Like the remaining quarter-finals, it will have all the drama of a do-or-die classic. By then NZ fans can only hope their scrum improves on their brittle first-up showing against the powerful Springboks although their backs should be sharper.

Meanwhile, with games to come against Samoa and Scotland, Japan are now favoured to emerge winners of Pool A with the prospect of facing South Africa in their quarter-final.

That would represent a tough challenge but Japan’s former Highlanders mentors, Jamie Joseph and Tony Brown, would relish it. They will also know it would enhance their chances of becoming All Black selectors next year upon Steve Hansen’s retirement.

Japan is now favoured to emerge winners of Pool A with the prospect of facing South Africa in their quarter-final. Photo

With Scott Robertson and Ian Foster also in the mix, the competition will be fierce and will need to be if Dave Rennie becomes Australia’s head coach upon replacing Michael Cheika.

Japan’s thrilling win against Ireland is almost on par with their 2015 World Cup opening win against South Africa and has given the host nation something really exciting to cheer about.

So much for the old belief that Asians were inscrutable and that “east is east and west is west and never the twain shall meet”.

When it comes to cheering on their own – and the All Blacks – the Japanese can be ecstatic.

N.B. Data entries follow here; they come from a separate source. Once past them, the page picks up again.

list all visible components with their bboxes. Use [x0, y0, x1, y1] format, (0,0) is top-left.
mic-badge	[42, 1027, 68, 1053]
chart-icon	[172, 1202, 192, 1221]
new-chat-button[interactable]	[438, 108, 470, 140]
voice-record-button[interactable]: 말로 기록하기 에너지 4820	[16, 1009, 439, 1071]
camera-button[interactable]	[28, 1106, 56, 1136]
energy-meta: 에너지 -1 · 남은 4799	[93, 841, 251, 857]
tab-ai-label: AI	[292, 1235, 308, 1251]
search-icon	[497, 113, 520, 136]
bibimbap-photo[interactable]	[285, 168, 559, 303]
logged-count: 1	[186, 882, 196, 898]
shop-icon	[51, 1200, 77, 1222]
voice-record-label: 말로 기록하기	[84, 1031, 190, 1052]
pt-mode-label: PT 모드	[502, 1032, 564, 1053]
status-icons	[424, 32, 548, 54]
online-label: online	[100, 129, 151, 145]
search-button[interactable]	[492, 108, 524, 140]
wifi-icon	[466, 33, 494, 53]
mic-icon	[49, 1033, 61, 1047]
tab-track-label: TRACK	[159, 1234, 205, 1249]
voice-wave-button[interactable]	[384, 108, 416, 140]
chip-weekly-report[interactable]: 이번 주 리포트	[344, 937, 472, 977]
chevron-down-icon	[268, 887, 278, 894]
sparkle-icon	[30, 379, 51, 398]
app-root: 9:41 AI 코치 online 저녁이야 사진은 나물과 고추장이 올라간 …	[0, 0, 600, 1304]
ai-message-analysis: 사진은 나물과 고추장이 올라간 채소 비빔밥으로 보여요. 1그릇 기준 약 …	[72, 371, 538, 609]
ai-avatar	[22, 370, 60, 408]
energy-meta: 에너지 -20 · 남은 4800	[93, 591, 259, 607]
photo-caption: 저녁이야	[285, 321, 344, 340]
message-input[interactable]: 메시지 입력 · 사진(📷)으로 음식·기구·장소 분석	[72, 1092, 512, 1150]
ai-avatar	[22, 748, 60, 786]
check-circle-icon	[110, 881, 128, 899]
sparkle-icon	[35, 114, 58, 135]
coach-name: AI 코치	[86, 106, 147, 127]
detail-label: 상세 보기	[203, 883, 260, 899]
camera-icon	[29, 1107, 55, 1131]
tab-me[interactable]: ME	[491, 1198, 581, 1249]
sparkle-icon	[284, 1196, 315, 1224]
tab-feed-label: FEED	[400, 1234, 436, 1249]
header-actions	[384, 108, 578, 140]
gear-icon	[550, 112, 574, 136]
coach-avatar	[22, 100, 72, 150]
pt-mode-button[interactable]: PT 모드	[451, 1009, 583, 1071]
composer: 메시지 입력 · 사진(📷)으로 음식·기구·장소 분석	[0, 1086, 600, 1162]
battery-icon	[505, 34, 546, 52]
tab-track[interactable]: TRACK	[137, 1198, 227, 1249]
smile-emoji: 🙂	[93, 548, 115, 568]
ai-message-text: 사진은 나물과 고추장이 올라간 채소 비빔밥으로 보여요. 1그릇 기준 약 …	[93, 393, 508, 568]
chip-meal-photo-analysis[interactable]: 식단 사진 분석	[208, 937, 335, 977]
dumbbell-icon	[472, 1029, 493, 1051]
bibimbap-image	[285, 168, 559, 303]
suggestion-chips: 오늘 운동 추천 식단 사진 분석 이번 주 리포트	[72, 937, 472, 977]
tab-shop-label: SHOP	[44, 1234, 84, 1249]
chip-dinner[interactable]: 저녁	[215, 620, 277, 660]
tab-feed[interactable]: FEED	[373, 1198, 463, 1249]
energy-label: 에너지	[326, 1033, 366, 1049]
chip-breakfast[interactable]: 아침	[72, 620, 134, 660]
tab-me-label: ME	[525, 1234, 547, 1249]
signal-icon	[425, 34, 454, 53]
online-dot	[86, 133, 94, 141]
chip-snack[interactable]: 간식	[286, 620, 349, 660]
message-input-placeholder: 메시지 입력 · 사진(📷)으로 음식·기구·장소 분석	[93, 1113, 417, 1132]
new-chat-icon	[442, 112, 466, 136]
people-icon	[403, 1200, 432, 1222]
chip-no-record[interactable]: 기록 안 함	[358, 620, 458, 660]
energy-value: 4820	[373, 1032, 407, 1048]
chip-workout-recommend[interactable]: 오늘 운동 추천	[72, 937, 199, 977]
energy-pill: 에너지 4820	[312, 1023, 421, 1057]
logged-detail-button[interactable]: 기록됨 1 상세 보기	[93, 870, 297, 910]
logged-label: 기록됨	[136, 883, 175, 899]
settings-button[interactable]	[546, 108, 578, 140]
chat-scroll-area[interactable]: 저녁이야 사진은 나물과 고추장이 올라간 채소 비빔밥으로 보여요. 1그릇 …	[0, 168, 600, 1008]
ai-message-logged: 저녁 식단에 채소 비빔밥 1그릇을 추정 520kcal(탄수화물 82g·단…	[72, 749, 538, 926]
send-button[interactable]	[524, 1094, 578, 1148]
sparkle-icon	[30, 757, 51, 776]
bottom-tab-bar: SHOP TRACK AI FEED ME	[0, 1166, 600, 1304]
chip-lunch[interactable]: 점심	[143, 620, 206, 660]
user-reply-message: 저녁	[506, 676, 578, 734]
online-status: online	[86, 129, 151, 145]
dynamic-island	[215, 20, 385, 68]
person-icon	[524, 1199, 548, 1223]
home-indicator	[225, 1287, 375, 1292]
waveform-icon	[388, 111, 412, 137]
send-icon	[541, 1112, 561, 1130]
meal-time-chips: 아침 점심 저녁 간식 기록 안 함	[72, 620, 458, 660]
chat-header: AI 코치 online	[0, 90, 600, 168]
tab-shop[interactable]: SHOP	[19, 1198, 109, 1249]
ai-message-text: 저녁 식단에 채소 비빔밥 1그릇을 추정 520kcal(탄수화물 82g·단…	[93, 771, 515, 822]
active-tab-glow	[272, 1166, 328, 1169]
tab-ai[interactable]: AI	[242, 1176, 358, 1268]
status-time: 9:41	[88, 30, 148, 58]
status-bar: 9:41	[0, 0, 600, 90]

While I initially thought taking the Rugby World Cup away from the traditional rugby nations was a mistake, it is proving to be a masterstroke.

Meanwhile joining the All Blacks versus Boks and Japan versus Ireland matches for sheer excitement and drama was Six Nations champion Wales’ 29-25 thriller against Australia.

With Wales playing to their strengths and kicking accurately to lead 23-8 at halftime, the Wallabies staged a splendid second-half comeback to win the second half 17-6 thanks largely to the injection of first-five Matt To’omua off the bench for Bernard Foley.

Both are good value but To’omua adds that little bit more thrust to the attack just as England’s George Ford does compared with Owen Farrell before the latter was moved to second-five.

Meanwhile the All Blacks have the luxury of giving all their players a run against minnows Canada, Namibia and Italy although Italy will have gained confidence from winning their first two, scoring 95 points and conceding 29 against Canada and Namibia respectively.

Of special interest will be the form of Rieko Ioane who has a battle on his hands to regain his left-wing berth against the big boys ahead of a sharp George Bridge.

On the Mitre 10 home front, last year’s premier champions Auckland are looking anything but having been thrashed 40-0 by unbeaten Tasman.

Also notable was Otago’s successful 45- 35 Ranfurly Shield defence against Waikato’s attempt to win it back after losing it last year.